While military exercises are routine affairs — indeed, NATO is conducting its own in the Baltic states — Russian maneuvers yield no shortage of concerns for countries in the region. One fear is that Zapad 2017 will serves as a “Trojan horse,” giving Moscow cover to leave behind some of the troops and military equipment it deployed for the exercise.

“We can’t be totally calm,” Lithuania’s defense minister told reporters. “There is a large foreign army massed next to Lithuanian territory.”

Some in the West have urged the Russians to be more transparent in their actions to build up trust. “With more military activities along our borders in the air, at land and at sea, the risk for incidents, accidents, miscalculations is increasing,” NATO Secretary General Jens Stoltenberg told The Washington Post. “Transparency is the best way to avoid those kinds of incidents, accidents.”

But just in case, four NATO battle groups — including U.S. troops — are on alert in the Baltic states and Poland, while U.S. jets will patrol Baltic airspace. Poland has also shut down its airspace near Kaliningrad, the Russian exclave on its northern border.

In Latvia, Foreign Minister ­Edgars Rinkevics told The Post that the country’s leaders are “not panicking” but are being “cautious” because “what we are seeing is that the exercises are of an offensive nature, they are exercising access and area denial, they are exercising against at least four NATO member states under the pretext that they are fighting [separatists.]”

My colleagues unpacked the possible implications of these maneuvers further: “One is to rehearse the capability to seal off Lithuania, Latvia and Estonia, and deny access to the Baltic Sea to NATO forces attempting to come to their rescue.
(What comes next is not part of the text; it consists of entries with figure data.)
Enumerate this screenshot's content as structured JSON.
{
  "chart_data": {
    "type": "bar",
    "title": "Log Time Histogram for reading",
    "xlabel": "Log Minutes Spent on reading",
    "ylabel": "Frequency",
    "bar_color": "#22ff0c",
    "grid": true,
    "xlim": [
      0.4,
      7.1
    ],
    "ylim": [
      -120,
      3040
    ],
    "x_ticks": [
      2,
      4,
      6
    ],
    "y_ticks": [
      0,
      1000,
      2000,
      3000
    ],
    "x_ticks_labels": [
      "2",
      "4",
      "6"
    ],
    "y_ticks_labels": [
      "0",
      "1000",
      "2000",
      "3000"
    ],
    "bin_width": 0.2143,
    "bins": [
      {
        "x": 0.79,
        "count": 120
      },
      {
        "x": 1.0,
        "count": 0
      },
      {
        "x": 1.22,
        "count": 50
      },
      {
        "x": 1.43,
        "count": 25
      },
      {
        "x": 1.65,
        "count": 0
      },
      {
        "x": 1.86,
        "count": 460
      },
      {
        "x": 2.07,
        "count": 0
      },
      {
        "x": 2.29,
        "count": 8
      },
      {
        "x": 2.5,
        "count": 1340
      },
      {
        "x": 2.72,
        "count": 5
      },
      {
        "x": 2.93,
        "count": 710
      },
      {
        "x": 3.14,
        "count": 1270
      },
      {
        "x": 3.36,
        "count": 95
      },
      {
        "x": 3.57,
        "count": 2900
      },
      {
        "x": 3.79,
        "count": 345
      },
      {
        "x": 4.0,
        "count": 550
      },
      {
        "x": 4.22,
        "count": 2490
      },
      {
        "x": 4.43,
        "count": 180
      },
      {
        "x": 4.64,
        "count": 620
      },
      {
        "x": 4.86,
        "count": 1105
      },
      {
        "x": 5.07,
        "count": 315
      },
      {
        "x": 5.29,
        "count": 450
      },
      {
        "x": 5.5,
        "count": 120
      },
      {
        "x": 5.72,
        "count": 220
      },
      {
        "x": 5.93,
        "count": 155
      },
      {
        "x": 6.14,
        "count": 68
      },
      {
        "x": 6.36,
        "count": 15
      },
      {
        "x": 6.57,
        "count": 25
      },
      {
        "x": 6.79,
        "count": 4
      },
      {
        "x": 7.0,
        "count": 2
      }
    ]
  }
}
The other is to present a strategic challenge to U.S. and NATO leaders by demonstrating the high cost of defending the Baltics, thus sowing uncertainty about the viability of the alliance.”
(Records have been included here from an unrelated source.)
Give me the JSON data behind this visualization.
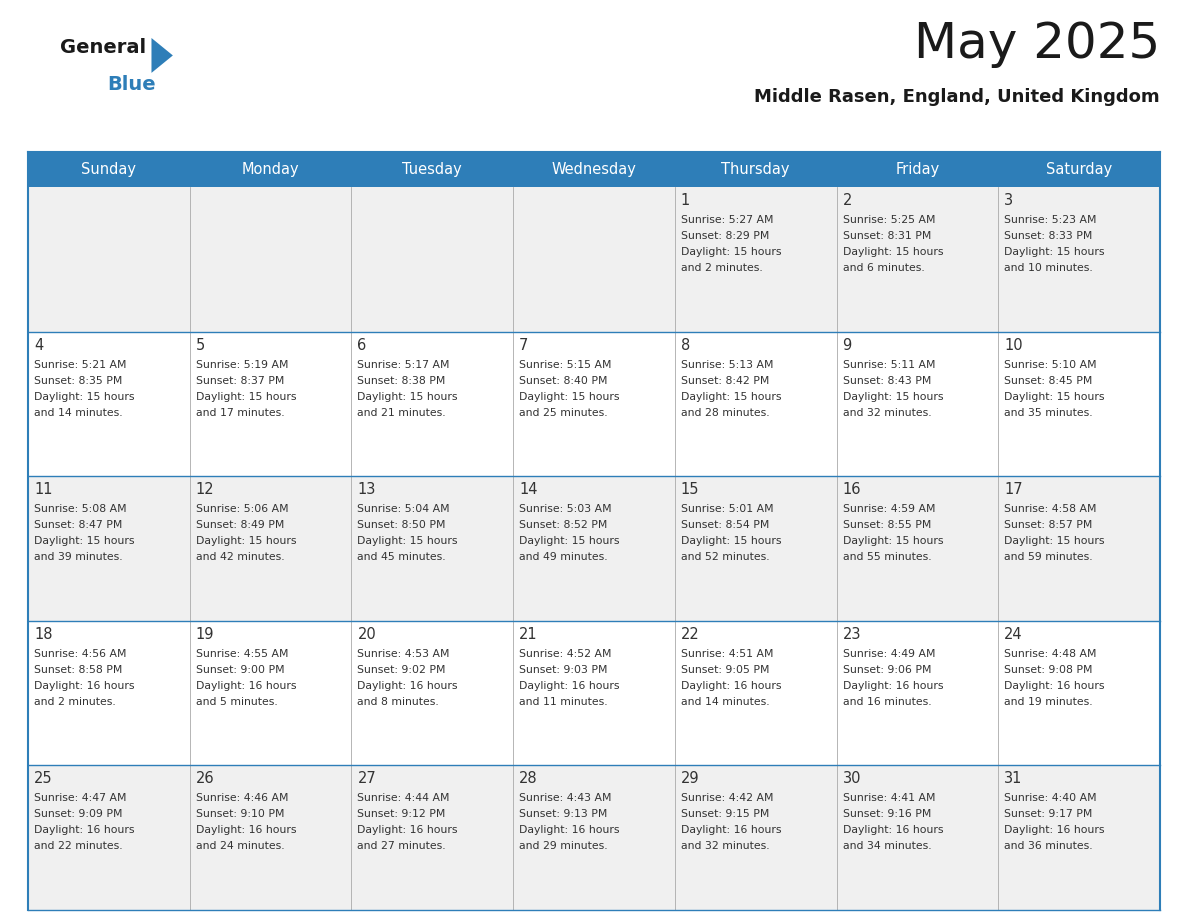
{
  "title": "May 2025",
  "subtitle": "Middle Rasen, England, United Kingdom",
  "days_of_week": [
    "Sunday",
    "Monday",
    "Tuesday",
    "Wednesday",
    "Thursday",
    "Friday",
    "Saturday"
  ],
  "header_bg": "#2E7EB8",
  "header_text": "#FFFFFF",
  "cell_bg_even": "#F0F0F0",
  "cell_bg_odd": "#FFFFFF",
  "day_number_color": "#333333",
  "info_text_color": "#333333",
  "background": "#FFFFFF",
  "border_color": "#2E7EB8",
  "sep_color": "#AAAAAA",
  "calendar_data": [
    [
      null,
      null,
      null,
      null,
      {
        "day": 1,
        "sunrise": "5:27 AM",
        "sunset": "8:29 PM",
        "daylight_line1": "Daylight: 15 hours",
        "daylight_line2": "and 2 minutes."
      },
      {
        "day": 2,
        "sunrise": "5:25 AM",
        "sunset": "8:31 PM",
        "daylight_line1": "Daylight: 15 hours",
        "daylight_line2": "and 6 minutes."
      },
      {
        "day": 3,
        "sunrise": "5:23 AM",
        "sunset": "8:33 PM",
        "daylight_line1": "Daylight: 15 hours",
        "daylight_line2": "and 10 minutes."
      }
    ],
    [
      {
        "day": 4,
        "sunrise": "5:21 AM",
        "sunset": "8:35 PM",
        "daylight_line1": "Daylight: 15 hours",
        "daylight_line2": "and 14 minutes."
      },
      {
        "day": 5,
        "sunrise": "5:19 AM",
        "sunset": "8:37 PM",
        "daylight_line1": "Daylight: 15 hours",
        "daylight_line2": "and 17 minutes."
      },
      {
        "day": 6,
        "sunrise": "5:17 AM",
        "sunset": "8:38 PM",
        "daylight_line1": "Daylight: 15 hours",
        "daylight_line2": "and 21 minutes."
      },
      {
        "day": 7,
        "sunrise": "5:15 AM",
        "sunset": "8:40 PM",
        "daylight_line1": "Daylight: 15 hours",
        "daylight_line2": "and 25 minutes."
      },
      {
        "day": 8,
        "sunrise": "5:13 AM",
        "sunset": "8:42 PM",
        "daylight_line1": "Daylight: 15 hours",
        "daylight_line2": "and 28 minutes."
      },
      {
        "day": 9,
        "sunrise": "5:11 AM",
        "sunset": "8:43 PM",
        "daylight_line1": "Daylight: 15 hours",
        "daylight_line2": "and 32 minutes."
      },
      {
        "day": 10,
        "sunrise": "5:10 AM",
        "sunset": "8:45 PM",
        "daylight_line1": "Daylight: 15 hours",
        "daylight_line2": "and 35 minutes."
      }
    ],
    [
      {
        "day": 11,
        "sunrise": "5:08 AM",
        "sunset": "8:47 PM",
        "daylight_line1": "Daylight: 15 hours",
        "daylight_line2": "and 39 minutes."
      },
      {
        "day": 12,
        "sunrise": "5:06 AM",
        "sunset": "8:49 PM",
        "daylight_line1": "Daylight: 15 hours",
        "daylight_line2": "and 42 minutes."
      },
      {
        "day": 13,
        "sunrise": "5:04 AM",
        "sunset": "8:50 PM",
        "daylight_line1": "Daylight: 15 hours",
        "daylight_line2": "and 45 minutes."
      },
      {
        "day": 14,
        "sunrise": "5:03 AM",
        "sunset": "8:52 PM",
        "daylight_line1": "Daylight: 15 hours",
        "daylight_line2": "and 49 minutes."
      },
      {
        "day": 15,
        "sunrise": "5:01 AM",
        "sunset": "8:54 PM",
        "daylight_line1": "Daylight: 15 hours",
        "daylight_line2": "and 52 minutes."
      },
      {
        "day": 16,
        "sunrise": "4:59 AM",
        "sunset": "8:55 PM",
        "daylight_line1": "Daylight: 15 hours",
        "daylight_line2": "and 55 minutes."
      },
      {
        "day": 17,
        "sunrise": "4:58 AM",
        "sunset": "8:57 PM",
        "daylight_line1": "Daylight: 15 hours",
        "daylight_line2": "and 59 minutes."
      }
    ],
    [
      {
        "day": 18,
        "sunrise": "4:56 AM",
        "sunset": "8:58 PM",
        "daylight_line1": "Daylight: 16 hours",
        "daylight_line2": "and 2 minutes."
      },
      {
        "day": 19,
        "sunrise": "4:55 AM",
        "sunset": "9:00 PM",
        "daylight_line1": "Daylight: 16 hours",
        "daylight_line2": "and 5 minutes."
      },
      {
        "day": 20,
        "sunrise": "4:53 AM",
        "sunset": "9:02 PM",
        "daylight_line1": "Daylight: 16 hours",
        "daylight_line2": "and 8 minutes."
      },
      {
        "day": 21,
        "sunrise": "4:52 AM",
        "sunset": "9:03 PM",
        "daylight_line1": "Daylight: 16 hours",
        "daylight_line2": "and 11 minutes."
      },
      {
        "day": 22,
        "sunrise": "4:51 AM",
        "sunset": "9:05 PM",
        "daylight_line1": "Daylight: 16 hours",
        "daylight_line2": "and 14 minutes."
      },
      {
        "day": 23,
        "sunrise": "4:49 AM",
        "sunset": "9:06 PM",
        "daylight_line1": "Daylight: 16 hours",
        "daylight_line2": "and 16 minutes."
      },
      {
        "day": 24,
        "sunrise": "4:48 AM",
        "sunset": "9:08 PM",
        "daylight_line1": "Daylight: 16 hours",
        "daylight_line2": "and 19 minutes."
      }
    ],
    [
      {
        "day": 25,
        "sunrise": "4:47 AM",
        "sunset": "9:09 PM",
        "daylight_line1": "Daylight: 16 hours",
        "daylight_line2": "and 22 minutes."
      },
      {
        "day": 26,
        "sunrise": "4:46 AM",
        "sunset": "9:10 PM",
        "daylight_line1": "Daylight: 16 hours",
        "daylight_line2": "and 24 minutes."
      },
      {
        "day": 27,
        "sunrise": "4:44 AM",
        "sunset": "9:12 PM",
        "daylight_line1": "Daylight: 16 hours",
        "daylight_line2": "and 27 minutes."
      },
      {
        "day": 28,
        "sunrise": "4:43 AM",
        "sunset": "9:13 PM",
        "daylight_line1": "Daylight: 16 hours",
        "daylight_line2": "and 29 minutes."
      },
      {
        "day": 29,
        "sunrise": "4:42 AM",
        "sunset": "9:15 PM",
        "daylight_line1": "Daylight: 16 hours",
        "daylight_line2": "and 32 minutes."
      },
      {
        "day": 30,
        "sunrise": "4:41 AM",
        "sunset": "9:16 PM",
        "daylight_line1": "Daylight: 16 hours",
        "daylight_line2": "and 34 minutes."
      },
      {
        "day": 31,
        "sunrise": "4:40 AM",
        "sunset": "9:17 PM",
        "daylight_line1": "Daylight: 16 hours",
        "daylight_line2": "and 36 minutes."
      }
    ]
  ]
}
And even in Belarus, the beleaguered opposition held a protest last week over the presence of such a large Russian military footprint on Belarusan soil.

What do the exercises mean for Russia?

The last iteration of Zapad exerices in 2013 came at a far more tense time inside Russia. Putin’s rule was shaken by mass protests in Moscow, while political uncertainty and crisis roiled next-door Ukraine. Not long after the drills, Russian troops annexed Crimea after the Russian-friendly government in Kiev was ousted; Moscow later committed itself to supporting a long-running insurgency in eastern Ukraine.

This year, as it simulates fighting the sort of separatists it props up in Ukraine, Russia is operating from a far more confident position. Its largely successful campaign in Syria served as a showcase for its enhanced military capabilities. The buildup to the exercises has been widely broadcast in patriotic displays on Russian television.

Putin has presided over the “restoration of Russian pride in their armed forces,” said Michael Kofman, a senior research scientist at CNA Corp., who suggests such military exercises are “a very important tool of legitimacy” for Putin. The exercise, said Kofman, who was speaking at an event hosted in Washington this week by the Center for the National Interest, is yet another example of the Russians “trying to demonstrate themselves as a power in the international system.”

It’s a system, though, that sees distrust abound both in Moscow and Western capitals. “While Zapad-2017 isn’t likely to produce a new military hot spot,” wrote Simon Saradzhyan of Harvard’s Belfer Center for Science and International Affairs, “the possibility of conflict continues as long as the underlying animosities are not addressed.”